Set on a bed of purple crushed velvet was a gold choker inlaid with sapphire, with a hook at the back on which to attach a chain (name engraving an optional extra); there were chunky gold bangles inlaid with amethysts with an interlocking chain (also available in platinum), silver-plated anklets (with matching keys).

A naked seven-foot security guard stood inside the door. His chest was crisscrossed with lots of multicolored beads, a red-dyed lion’s mane headdress raised him another two feet to nearly nine, and he had a sword and shield at the ready. He was whyte, of course. Security guards always were. This one looked very Nordic, with his long flaxen plaits and stature.

Ezinwene had stopped some way ahead and turned around, finally noticing me lagging behind. She shot me a stern reproachful look from eyes that glittered even at a distance. It was the typical slave-madam look. Designed to instill fear and subservience.

I dragged myself away from the Crown Purveyors of Fetters and Manacles and hurried to catch up. By the time I did, she was on her way again, walking closer to the ships that loomed ominously above. I read their names:
The Ambossan Hero, Europane Queen, Black Beauty, The 3-Point Turn, The Whyteamoor, O Dear Mama.

Then I began to notice that the people on the docks were surreptitiously smirking at me: the fine ladies with their topless fashions and supercilious eyes, the fine gentlemen with their invincible struts and luxurious material flung over one shoulder, the robust children led by whyte nannies who were more mother to them than their own.

Ezinwene stopped in front of a small ship moored at the end of the quay and waited for me to catch up, whereupon she tried to usher me up the gangway with what I believed was an impatient, lip-curling grimace. Sunlight bounced off her gold teeth but cast the rest of her in shadow. In the energy-sapping heat and noise and frazzle of the docks, it dawned on me that her mission was in fact to lead me onto a slave ship where I would be sold on illegally, or where a sheriff was waiting to take me back to Bwana in chains.

Had the Resistance been infiltrated? Of course.

Everything was clicking into place.

The heat was frying my brains.

I couldn’t think straight.

My feet could not, would not climb aboard the ship.

Not another floating torture chamber.

Not another floating coffin.

Not after all this time.

I dug my heels into the sludge of the docks and felt myself sinking.

Back through the years to when I was a captured child.

THE MIDDLE PASSAGE

T
russed up in the bottom of the slaver’s yawl, I felt like a trapped fish flapping about in its final death throes as I struggled onto my back, spitting out rotten fish scales.

My head banged against splintered wood as I inhaled the strange new smell of the seaweed, which slurped against the side of the yawl, now lurching away from the coast.

I was being pulled in two: my body forced away from the shore, while my heart dragged me back to the landmass to which my whole life was attached.

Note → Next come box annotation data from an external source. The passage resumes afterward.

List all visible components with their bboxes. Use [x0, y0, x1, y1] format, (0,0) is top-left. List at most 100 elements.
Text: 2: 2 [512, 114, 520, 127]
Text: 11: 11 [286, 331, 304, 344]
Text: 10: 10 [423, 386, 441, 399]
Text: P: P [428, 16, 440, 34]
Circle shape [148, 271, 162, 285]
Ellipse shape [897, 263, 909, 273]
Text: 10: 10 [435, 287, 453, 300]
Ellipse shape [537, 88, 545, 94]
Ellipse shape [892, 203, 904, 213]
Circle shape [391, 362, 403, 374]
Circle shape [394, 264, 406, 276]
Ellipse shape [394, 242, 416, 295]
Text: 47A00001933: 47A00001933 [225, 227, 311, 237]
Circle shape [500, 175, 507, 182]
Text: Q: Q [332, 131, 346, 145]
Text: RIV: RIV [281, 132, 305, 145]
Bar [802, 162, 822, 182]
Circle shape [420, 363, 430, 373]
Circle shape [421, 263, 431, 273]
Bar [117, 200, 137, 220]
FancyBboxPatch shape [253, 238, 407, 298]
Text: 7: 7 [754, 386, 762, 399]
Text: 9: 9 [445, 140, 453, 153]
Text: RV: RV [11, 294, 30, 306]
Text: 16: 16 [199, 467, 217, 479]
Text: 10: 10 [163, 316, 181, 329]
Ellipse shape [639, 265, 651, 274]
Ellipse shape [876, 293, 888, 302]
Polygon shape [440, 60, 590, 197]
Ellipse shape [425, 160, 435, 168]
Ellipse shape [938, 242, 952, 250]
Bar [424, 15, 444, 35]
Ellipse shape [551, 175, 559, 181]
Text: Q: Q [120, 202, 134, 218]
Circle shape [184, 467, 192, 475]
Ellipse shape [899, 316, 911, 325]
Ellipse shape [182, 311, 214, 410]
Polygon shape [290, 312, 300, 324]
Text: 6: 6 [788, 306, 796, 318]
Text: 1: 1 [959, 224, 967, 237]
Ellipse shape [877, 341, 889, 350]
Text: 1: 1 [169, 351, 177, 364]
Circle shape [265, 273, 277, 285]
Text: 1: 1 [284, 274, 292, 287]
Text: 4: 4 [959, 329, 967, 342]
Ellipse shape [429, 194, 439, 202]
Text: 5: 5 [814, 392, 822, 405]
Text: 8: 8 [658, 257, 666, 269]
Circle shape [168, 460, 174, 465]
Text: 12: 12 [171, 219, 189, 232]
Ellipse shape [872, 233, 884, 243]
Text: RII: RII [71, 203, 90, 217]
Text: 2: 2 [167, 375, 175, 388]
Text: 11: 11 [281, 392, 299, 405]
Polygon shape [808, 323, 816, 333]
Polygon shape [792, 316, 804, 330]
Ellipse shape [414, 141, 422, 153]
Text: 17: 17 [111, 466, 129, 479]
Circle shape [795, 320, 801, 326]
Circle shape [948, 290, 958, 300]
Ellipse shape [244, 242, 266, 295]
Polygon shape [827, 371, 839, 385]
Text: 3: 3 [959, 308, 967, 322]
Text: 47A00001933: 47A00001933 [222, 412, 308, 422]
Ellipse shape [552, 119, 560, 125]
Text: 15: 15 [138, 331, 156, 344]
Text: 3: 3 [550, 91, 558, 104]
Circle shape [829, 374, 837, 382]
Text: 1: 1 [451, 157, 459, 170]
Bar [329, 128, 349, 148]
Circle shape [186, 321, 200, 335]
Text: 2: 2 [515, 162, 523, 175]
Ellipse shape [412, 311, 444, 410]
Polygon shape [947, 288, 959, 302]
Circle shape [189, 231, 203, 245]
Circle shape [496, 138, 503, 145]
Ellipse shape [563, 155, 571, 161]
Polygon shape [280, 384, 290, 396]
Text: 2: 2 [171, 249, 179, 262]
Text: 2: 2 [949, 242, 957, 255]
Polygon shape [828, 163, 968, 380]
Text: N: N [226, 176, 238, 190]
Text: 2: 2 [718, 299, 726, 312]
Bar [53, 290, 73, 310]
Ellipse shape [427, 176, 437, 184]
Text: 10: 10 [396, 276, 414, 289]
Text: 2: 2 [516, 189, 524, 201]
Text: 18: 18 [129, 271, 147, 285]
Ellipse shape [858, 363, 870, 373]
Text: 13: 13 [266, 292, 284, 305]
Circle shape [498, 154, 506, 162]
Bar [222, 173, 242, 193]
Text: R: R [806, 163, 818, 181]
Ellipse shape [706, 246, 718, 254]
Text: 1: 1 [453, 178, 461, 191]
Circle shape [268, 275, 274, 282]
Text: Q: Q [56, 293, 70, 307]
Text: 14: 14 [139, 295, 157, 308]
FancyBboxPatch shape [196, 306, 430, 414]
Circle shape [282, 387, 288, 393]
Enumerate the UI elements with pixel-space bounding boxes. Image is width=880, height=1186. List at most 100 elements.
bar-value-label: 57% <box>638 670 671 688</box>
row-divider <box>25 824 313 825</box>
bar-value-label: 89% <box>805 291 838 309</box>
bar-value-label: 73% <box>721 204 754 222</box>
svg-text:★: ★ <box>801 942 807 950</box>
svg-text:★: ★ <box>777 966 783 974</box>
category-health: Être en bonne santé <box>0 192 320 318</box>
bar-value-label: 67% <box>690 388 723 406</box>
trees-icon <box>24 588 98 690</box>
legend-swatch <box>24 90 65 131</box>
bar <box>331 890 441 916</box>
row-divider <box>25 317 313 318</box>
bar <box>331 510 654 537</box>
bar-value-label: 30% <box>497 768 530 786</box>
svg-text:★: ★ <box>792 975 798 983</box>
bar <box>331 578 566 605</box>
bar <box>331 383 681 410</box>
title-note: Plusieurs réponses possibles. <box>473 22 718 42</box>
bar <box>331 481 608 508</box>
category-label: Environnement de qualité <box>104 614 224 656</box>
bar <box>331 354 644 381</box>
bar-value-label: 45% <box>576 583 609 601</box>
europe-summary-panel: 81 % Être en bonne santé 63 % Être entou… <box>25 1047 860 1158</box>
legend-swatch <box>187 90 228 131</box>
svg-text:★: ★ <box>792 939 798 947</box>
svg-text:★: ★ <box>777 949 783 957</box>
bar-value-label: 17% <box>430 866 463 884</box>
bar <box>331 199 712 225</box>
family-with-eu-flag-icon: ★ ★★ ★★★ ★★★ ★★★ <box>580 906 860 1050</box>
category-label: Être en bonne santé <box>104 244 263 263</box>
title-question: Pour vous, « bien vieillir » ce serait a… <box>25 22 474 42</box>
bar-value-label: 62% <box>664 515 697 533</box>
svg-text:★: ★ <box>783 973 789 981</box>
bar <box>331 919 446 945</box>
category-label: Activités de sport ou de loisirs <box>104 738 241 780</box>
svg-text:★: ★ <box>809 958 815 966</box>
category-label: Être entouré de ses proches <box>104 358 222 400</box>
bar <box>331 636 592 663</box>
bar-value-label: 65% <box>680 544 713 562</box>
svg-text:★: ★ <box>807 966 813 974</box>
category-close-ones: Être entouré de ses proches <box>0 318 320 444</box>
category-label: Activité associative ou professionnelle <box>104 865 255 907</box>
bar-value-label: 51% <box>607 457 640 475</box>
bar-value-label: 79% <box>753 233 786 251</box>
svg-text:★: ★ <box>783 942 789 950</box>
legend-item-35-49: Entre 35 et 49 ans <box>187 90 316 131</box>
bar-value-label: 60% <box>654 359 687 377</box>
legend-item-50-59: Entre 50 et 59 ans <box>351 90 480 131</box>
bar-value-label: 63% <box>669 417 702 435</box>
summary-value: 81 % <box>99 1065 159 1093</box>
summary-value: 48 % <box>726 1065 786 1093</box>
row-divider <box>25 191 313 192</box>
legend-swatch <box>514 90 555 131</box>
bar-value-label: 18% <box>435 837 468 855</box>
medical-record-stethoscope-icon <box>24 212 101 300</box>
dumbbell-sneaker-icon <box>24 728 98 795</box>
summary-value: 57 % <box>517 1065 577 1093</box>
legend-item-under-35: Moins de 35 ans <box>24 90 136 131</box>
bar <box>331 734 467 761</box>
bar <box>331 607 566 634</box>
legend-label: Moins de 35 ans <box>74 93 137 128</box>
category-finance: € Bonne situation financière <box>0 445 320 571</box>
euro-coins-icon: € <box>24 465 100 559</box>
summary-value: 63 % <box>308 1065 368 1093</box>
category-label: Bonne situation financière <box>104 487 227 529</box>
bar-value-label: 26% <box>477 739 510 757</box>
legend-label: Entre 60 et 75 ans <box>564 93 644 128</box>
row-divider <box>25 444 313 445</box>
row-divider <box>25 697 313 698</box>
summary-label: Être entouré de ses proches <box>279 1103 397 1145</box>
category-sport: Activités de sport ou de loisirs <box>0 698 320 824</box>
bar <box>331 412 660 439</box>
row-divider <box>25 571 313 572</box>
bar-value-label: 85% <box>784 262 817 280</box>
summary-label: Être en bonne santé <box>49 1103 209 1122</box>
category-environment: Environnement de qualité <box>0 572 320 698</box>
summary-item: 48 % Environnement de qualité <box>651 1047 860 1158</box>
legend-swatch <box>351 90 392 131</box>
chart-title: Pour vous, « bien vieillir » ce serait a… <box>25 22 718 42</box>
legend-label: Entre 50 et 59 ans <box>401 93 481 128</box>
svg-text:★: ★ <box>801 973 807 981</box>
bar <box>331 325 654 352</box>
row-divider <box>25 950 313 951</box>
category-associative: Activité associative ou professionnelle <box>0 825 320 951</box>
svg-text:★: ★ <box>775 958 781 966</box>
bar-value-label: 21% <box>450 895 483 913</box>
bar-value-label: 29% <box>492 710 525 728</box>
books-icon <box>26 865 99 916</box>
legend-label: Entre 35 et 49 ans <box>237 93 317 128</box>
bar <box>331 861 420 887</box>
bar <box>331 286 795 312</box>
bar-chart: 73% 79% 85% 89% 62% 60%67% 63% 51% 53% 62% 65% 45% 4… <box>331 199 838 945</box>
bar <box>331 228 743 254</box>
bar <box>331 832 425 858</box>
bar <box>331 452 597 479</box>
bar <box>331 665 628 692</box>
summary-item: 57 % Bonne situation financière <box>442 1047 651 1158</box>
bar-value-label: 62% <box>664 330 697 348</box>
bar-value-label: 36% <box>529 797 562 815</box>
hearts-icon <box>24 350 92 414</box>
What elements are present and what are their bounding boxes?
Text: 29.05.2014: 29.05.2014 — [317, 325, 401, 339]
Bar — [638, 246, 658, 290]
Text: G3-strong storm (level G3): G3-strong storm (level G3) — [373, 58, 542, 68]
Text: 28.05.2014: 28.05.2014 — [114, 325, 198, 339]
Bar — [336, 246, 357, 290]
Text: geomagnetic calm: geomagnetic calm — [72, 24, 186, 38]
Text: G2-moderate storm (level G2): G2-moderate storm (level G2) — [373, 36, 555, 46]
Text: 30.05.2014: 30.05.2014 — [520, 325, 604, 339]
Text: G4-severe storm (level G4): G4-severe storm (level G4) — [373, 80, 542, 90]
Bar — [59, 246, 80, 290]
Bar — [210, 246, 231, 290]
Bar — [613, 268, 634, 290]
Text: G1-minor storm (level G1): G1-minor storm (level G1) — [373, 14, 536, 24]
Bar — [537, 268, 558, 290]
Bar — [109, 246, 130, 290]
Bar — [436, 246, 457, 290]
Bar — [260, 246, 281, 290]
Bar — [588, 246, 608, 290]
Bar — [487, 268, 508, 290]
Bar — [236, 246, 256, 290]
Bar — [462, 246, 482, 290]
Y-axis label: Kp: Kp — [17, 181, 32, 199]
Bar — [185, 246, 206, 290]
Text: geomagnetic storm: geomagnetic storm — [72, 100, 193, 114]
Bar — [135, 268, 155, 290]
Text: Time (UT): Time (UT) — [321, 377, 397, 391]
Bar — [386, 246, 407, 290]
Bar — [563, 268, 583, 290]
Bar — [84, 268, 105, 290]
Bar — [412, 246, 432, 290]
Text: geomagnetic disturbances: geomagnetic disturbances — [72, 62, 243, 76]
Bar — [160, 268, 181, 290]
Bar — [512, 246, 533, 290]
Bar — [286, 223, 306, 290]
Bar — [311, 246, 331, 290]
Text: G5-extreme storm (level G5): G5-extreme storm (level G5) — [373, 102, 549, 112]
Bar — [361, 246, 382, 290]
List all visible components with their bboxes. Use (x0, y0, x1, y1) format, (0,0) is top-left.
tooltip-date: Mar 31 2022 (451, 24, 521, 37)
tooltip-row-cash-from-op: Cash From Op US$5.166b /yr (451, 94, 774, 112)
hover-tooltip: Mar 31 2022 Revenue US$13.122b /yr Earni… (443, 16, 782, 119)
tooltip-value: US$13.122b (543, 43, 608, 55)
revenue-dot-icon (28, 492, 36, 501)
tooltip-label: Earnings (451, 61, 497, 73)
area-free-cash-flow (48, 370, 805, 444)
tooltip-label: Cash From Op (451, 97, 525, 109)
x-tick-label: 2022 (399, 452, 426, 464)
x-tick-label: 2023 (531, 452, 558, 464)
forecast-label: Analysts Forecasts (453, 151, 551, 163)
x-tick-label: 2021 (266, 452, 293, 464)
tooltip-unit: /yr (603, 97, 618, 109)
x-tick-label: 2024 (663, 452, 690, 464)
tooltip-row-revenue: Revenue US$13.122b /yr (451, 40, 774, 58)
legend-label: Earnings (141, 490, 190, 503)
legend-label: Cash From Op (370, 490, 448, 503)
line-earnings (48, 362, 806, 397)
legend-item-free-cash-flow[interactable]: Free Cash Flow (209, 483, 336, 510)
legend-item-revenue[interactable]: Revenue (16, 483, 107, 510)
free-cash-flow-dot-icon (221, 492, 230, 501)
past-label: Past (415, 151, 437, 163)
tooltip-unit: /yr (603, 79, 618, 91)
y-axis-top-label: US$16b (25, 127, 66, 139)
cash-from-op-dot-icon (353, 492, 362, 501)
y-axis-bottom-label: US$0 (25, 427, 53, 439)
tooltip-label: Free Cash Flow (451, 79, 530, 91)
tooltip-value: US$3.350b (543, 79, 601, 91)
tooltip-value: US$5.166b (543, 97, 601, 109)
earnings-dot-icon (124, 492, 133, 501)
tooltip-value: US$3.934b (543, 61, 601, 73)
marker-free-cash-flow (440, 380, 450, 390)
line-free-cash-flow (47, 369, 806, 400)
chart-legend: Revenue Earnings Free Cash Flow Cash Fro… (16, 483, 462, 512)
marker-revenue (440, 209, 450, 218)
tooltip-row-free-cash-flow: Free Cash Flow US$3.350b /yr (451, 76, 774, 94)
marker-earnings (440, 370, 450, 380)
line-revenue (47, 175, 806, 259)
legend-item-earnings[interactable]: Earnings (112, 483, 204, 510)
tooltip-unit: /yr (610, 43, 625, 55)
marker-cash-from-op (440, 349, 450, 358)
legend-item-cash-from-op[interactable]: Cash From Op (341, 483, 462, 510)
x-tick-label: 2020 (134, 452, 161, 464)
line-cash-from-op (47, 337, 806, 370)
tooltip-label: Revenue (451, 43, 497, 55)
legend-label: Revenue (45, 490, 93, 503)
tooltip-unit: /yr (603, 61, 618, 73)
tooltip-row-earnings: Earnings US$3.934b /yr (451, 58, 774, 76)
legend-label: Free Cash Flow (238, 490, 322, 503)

Two men rowed out to sea, muscles pumping hard, four oars chopping up the waves, ignoring the squirms of us poor captives wedged in between their legs. They were the strange blak men who had taken control of our shipment on the beach, I noticed. Not of my own kind. My own kind? If I had to pinpoint a moment when the human race divided into the severe distinctions of blak and whyte, that was it: people belonged to one of two colors, and in the society I was about to join, my color, not my personality or ability, would determine my fate.